The charity day starts at around 10:00 am when the Art Café opens, with most people dropping in between midday and 2:00 pm. All the dishes are laid out buffet-style on the main counter with customers able to help themselves to what they want. June says the type of dishes vary every time, but there’re usually around 10-12 choices, with some regular staples always making an appearance. You could try the tofu patty, served with a large salad, or the pumpkin, tofu and basil stir-fry. There’s also the popular Penang curry and the Art Café sauce of lemon juice, soy sauce, garlic and sesame oil. And, of course, there’re the Noori India dishes, again changing every month but representing the best in Indian vegetarian food.


There’s no set price for the meal, no matter what or how much you have. Instead, there’s a donation box into which you can drop whatever you’d like to give. June is unsure about the average amount donated by customers as she deliberately doesn’t keep an eye on it – the aim is to make people feel comfortable about giving what they can.


It can sometimes be a shock to Western people, as they’re not used to things working like that,” she laughs. “They say, ‘I want to pay, how much is it?’ and they’re surprised when I say they can pay whatever they can afford. I’m not sure how much each person puts in, but we always collect at least 6,000 baht and sometimes up to 11 or 12,000 baht, so we know people are putting in a fair amount.”

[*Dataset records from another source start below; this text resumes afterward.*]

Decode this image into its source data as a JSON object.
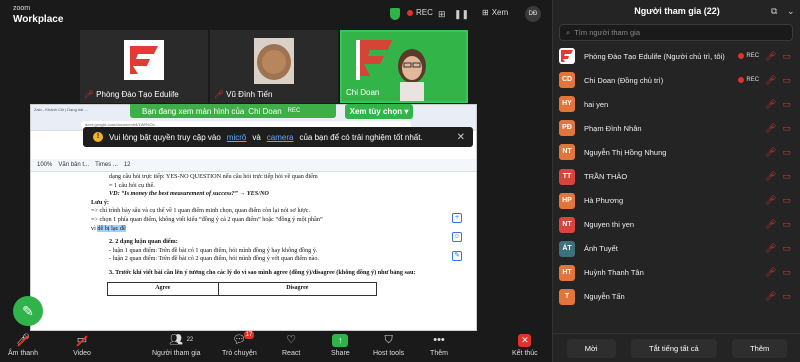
{
  "app": {
    "logo_top": "zoom",
    "logo_bottom": "Workplace"
  },
  "topbar": {
    "rec": "REC",
    "view": "Xem",
    "avatar_initials": "DĐ"
  },
  "video_tiles": [
    {
      "name": "Phòng Đào Tạo Edulife"
    },
    {
      "name": "Vũ Đình Tiến"
    },
    {
      "name": "Chi Doan"
    }
  ],
  "share": {
    "banner": "Bạn đang xem màn hình của",
    "presenter": "Chi Doan",
    "rec": "REC",
    "view_option": "Xem tùy chọn"
  },
  "browser": {
    "tabs": "Zalo - Khánh Chi | Dạng bài ...",
    "url": "docs.google.com/document/d/1WR9Ov..."
  },
  "doc_toolbar": {
    "zoom": "100%",
    "style": "Văn bản t...",
    "font": "Times ...",
    "size": "12"
  },
  "toast": {
    "pre": "Vui lòng bật quyền truy cập vào",
    "mic": "micrô",
    "and": "và",
    "camera": "camera",
    "post": "của bạn để có trải nghiệm tốt nhất."
  },
  "doc": {
    "l1": "dạng câu hỏi trực tiếp: YES-NO QUESTION nếu câu hỏi trực tiếp hỏi về quan điểm",
    "l2": "= 1 câu hỏi cụ thể.",
    "l3": "VD: “Is money the best measurement of success?” → YES/NO",
    "l4": "Lưu ý:",
    "l5": "=> chỉ trình bày sâu và cụ thể về 1 quan điểm minh chọn, quan điểm còn lại nói sơ lược.",
    "l6": "=> chọn 1 phía quan điểm, không viết kiểu “đồng ý cả 2 quan điểm” hoặc “đồng ý một phần”",
    "l7a": "vì",
    "l7b": "dễ bị lạc đề",
    "l8": "2. 2 dạng luận quan điểm:",
    "l9": "- luận 1 quan điểm: Trên đề bài có 1 quan điểm, hỏi mình đồng ý hay không đồng ý.",
    "l10": "- luận 2 quan điểm: Trên đề bài có 2 quan điểm, hỏi mình đồng ý với quan điểm nào.",
    "l11": "3. Trước khi viết bài cần lên ý tưởng cho các lý do vì sao mình agree (đồng ý)/disagree (không đồng ý) như bảng sau:",
    "table_headers": [
      "Agree",
      "Disagree"
    ]
  },
  "toolbar": {
    "audio": "Âm thanh",
    "video": "Video",
    "participants": "Người tham gia",
    "participants_count": "22",
    "chat": "Trò chuyện",
    "chat_badge": "17",
    "react": "React",
    "share": "Share",
    "host_tools": "Host tools",
    "more": "Thêm",
    "end": "Kết thúc"
  },
  "panel": {
    "title": "Người tham gia (22)",
    "search_placeholder": "Tìm người tham gia",
    "participants": [
      {
        "initials": "",
        "name": "Phòng Đào Tạo Edulife (Người chủ trì, tôi)",
        "color": "#ffffff",
        "rec": "REC",
        "logo": true
      },
      {
        "initials": "CD",
        "name": "Chi Doan (Đồng chủ trì)",
        "color": "#e3743a",
        "rec": "REC"
      },
      {
        "initials": "HY",
        "name": "hai yen",
        "color": "#e3743a"
      },
      {
        "initials": "PĐ",
        "name": "Phạm Đình Nhân",
        "color": "#e3743a"
      },
      {
        "initials": "NT",
        "name": "Nguyễn Thị Hồng Nhung",
        "color": "#e3743a"
      },
      {
        "initials": "TT",
        "name": "TRẦN THẢO",
        "color": "#d9453d"
      },
      {
        "initials": "HP",
        "name": "Hà Phương",
        "color": "#e3743a"
      },
      {
        "initials": "NT",
        "name": "Nguyen thi yen",
        "color": "#d9453d"
      },
      {
        "initials": "ÁT",
        "name": "Ánh Tuyết",
        "color": "#3d6f7d"
      },
      {
        "initials": "HT",
        "name": "Huỳnh Thanh Tân",
        "color": "#e3743a"
      },
      {
        "initials": "T",
        "name": "Nguyễn Tấn",
        "color": "#e3743a"
      }
    ],
    "invite": "Mời",
    "mute_all": "Tắt tiếng tất cả",
    "more": "Thêm"
  }
}
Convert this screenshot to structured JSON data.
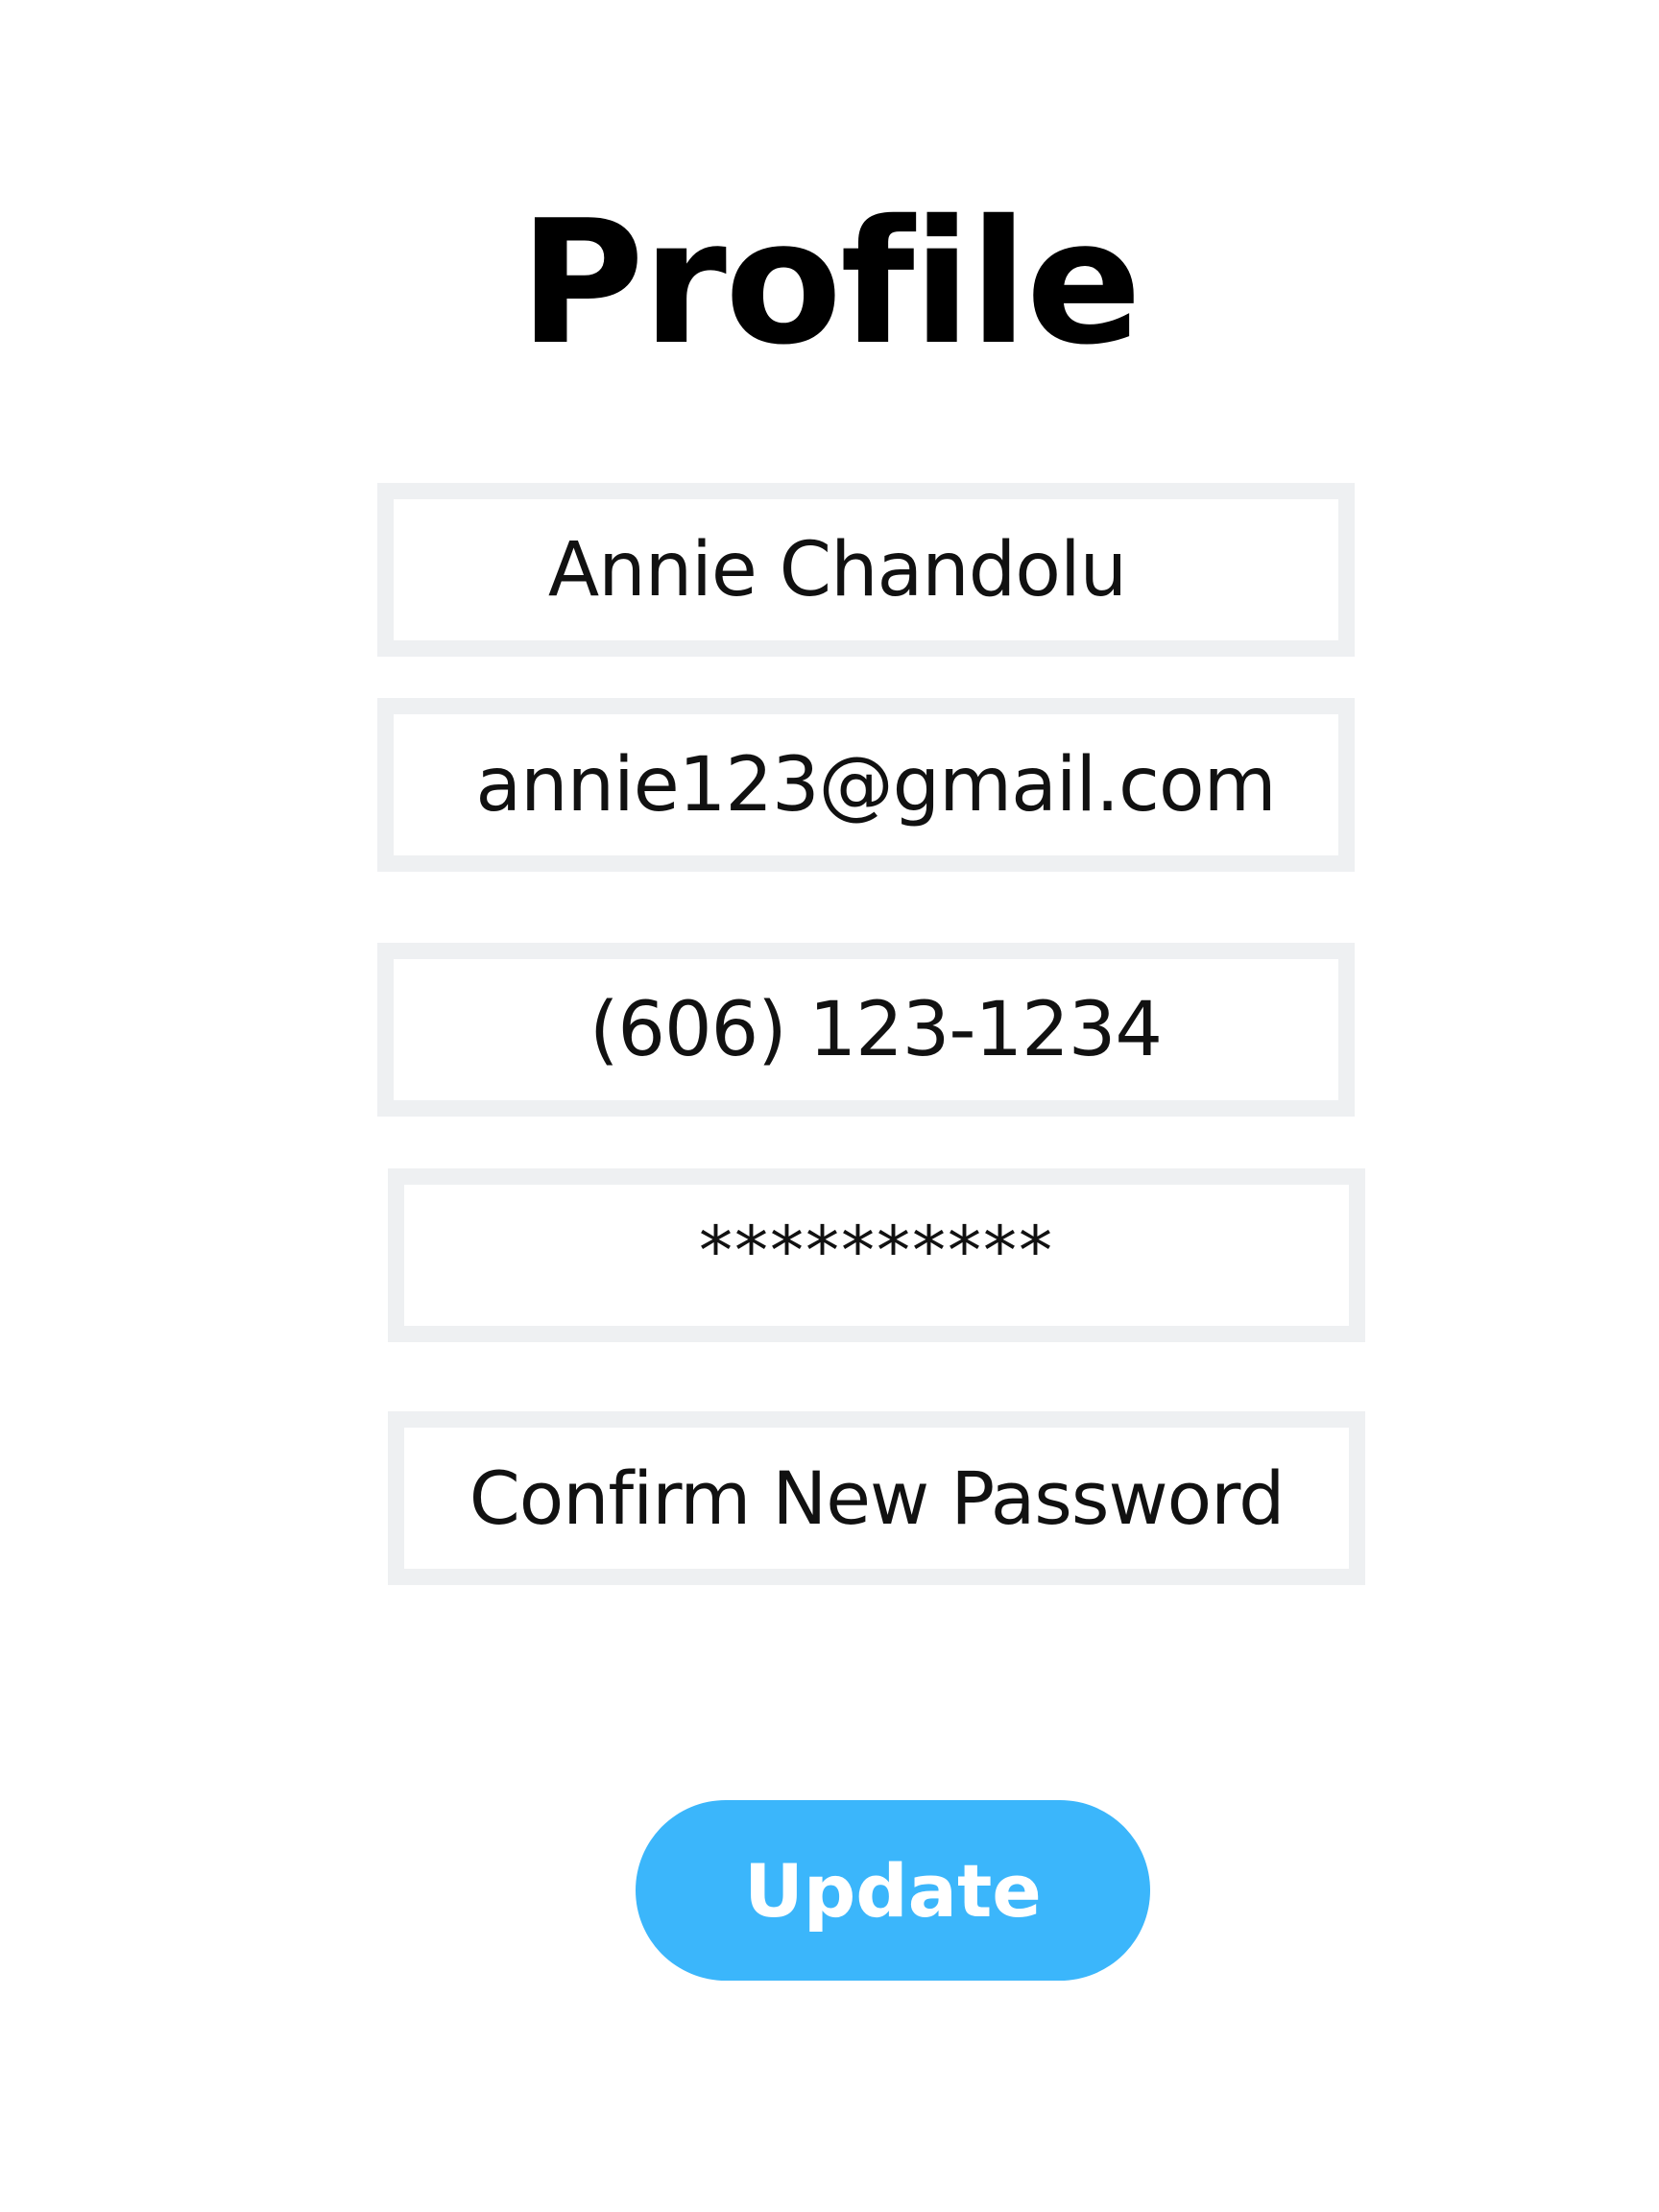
{
  "page": {
    "title": "Profile"
  },
  "form": {
    "name_value": "Annie Chandolu",
    "email_value": "annie123@gmail.com",
    "phone_value": "(606) 123-1234",
    "password_value": "**********",
    "confirm_password_placeholder": "Confirm New Password"
  },
  "actions": {
    "update_label": "Update"
  },
  "colors": {
    "field_border": "#eef0f2",
    "button_background": "#3bb6fb",
    "button_text": "#ffffff",
    "title_text": "#000000"
  }
}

But it’s not all about money,” she adds. “It’s important for people to bring smiles and good energy as well. We’re a community here and it’s all about helping each other. People can come to help out, to help clear up, or even to come and play music. We have a musician who regularly comes to the lunches and he really helps to create the atmosphere. We once tried to give him an envelope with some money in it to say thanks, but he just dropped it back into the donation box. That’s the type of spirit we have here.”


Chatting to Khun June it’s clear she’s passionate about helping people, whether that’s helping to paint a school wall here on Samui or campaigning to raise money for victims of natural disasters elsewhere around the globe.


I just feel I’ve been very lucky in my life, especially in the last 10 years, and I’d like to give something back,” she says. “Disaster can happen to anyone, so if you’re lucky enough to have a good life then it’s good to give something to those who don’t.”


Khun June’s journey to Samui certainly shows that she gets out of life as much as she puts back. Thirteen years ago, she and her husband were living in Bangkok, she as a graphic designer and advertiser, he as a photographer, and both struggling against an economic downturn and lack of jobs. Then Khun June’s company closed down and she was made redundant.


I said to my husband that I wanted to start a new life and I wanted to go to Koh Samui,” she says. “So he resigned his job and followed me here and we’ve been here ever since. We opened the café in Nathon shortly after and the one in Bo Phut four years ago.”


Shortly after opening the Bo Phut Art Café, June hit on the idea of giving something back to her new home and she started to run the Full Moon vegetarian lunches. So if you’re around the island on full moon, call in and have a bite to eat. You’ll enjoy some healthy good food and be giving to good causes as well.